By now, we have at least a nodding acquaintance with the other 112 passengers. They are a diverse lot from all over the United States and a few from foreign countries. Four are Canadians, which is easy to understand for a trip that originates in Newark, New Jersey. Two women are from Portland, and a couple is from Bend. Several are from California. But two are from New Zealand and one each from Singapore and Taiwan.
These people were joining friends and relatives on the tour. It would have been closer for them to join the tour in Africa but the way the tour is set up, this was not permissible, so they started with us at Newark.
The average age of the passengers would be 55-60, with some older and younger. There are no children and the youngest passenger is probably 30. The passengers are well-populated with physicians. There are at least five aboard.
CELEBRATE ANNIVERSARY
Today was the 43rd wedding anniversary for Betty and myself. There was one other couple aboard from Washington, D. C., with the same anniversary date, although in a different year, and we celebrated together at dinner this evening. Tonight we are to lose one more hour and be 12 time zones from home, as far as we can get. From there, either direction, we would get closer to home.
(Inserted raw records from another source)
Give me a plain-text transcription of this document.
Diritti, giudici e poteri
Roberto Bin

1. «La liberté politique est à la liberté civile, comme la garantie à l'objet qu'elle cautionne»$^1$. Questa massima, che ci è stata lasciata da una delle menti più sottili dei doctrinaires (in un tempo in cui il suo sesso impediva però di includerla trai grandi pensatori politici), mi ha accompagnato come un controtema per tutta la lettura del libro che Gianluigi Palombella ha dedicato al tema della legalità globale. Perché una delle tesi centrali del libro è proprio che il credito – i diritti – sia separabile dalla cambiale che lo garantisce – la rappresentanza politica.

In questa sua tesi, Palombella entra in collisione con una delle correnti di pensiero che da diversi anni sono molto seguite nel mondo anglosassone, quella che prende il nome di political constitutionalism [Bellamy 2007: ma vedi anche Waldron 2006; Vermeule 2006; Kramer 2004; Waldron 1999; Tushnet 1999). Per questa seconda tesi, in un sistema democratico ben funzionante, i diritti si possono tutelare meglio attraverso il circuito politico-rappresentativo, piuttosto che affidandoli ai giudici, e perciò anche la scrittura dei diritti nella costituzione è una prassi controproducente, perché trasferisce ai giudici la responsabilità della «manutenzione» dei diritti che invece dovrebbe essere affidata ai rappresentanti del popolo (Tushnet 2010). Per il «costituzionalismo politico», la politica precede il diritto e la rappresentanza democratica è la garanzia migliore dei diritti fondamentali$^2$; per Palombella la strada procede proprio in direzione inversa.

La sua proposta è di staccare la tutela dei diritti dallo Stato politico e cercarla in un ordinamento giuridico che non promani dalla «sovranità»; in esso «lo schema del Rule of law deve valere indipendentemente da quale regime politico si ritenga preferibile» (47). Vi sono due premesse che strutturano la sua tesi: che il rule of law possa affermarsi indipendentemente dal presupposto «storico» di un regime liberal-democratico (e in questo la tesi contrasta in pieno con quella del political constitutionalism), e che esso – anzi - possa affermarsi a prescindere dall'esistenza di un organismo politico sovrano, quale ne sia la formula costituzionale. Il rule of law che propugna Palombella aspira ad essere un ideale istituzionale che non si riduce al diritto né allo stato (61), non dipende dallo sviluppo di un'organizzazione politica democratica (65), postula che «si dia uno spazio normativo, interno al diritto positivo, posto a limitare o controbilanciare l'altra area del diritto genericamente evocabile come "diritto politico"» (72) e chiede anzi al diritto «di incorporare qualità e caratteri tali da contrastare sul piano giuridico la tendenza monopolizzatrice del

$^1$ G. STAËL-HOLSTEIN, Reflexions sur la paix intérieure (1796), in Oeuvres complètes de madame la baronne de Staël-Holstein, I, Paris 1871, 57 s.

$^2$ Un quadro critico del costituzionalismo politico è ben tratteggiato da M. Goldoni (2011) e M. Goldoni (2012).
Betty and I have traveled to a number of places and have been 11 time zones away before, but never 12. In the 12th time zone, there are not many tourist destinations. The zone included a swath of Russian Siberia, Iran, Oman, a slice of Pakistan and a few Indian Ocean islands. Our stop tomorrow will be Desroches, a tiny, barely populated island in the Seychelle group. Our tour director, Michael, said the population is as high as 40 when the single hotel has guests.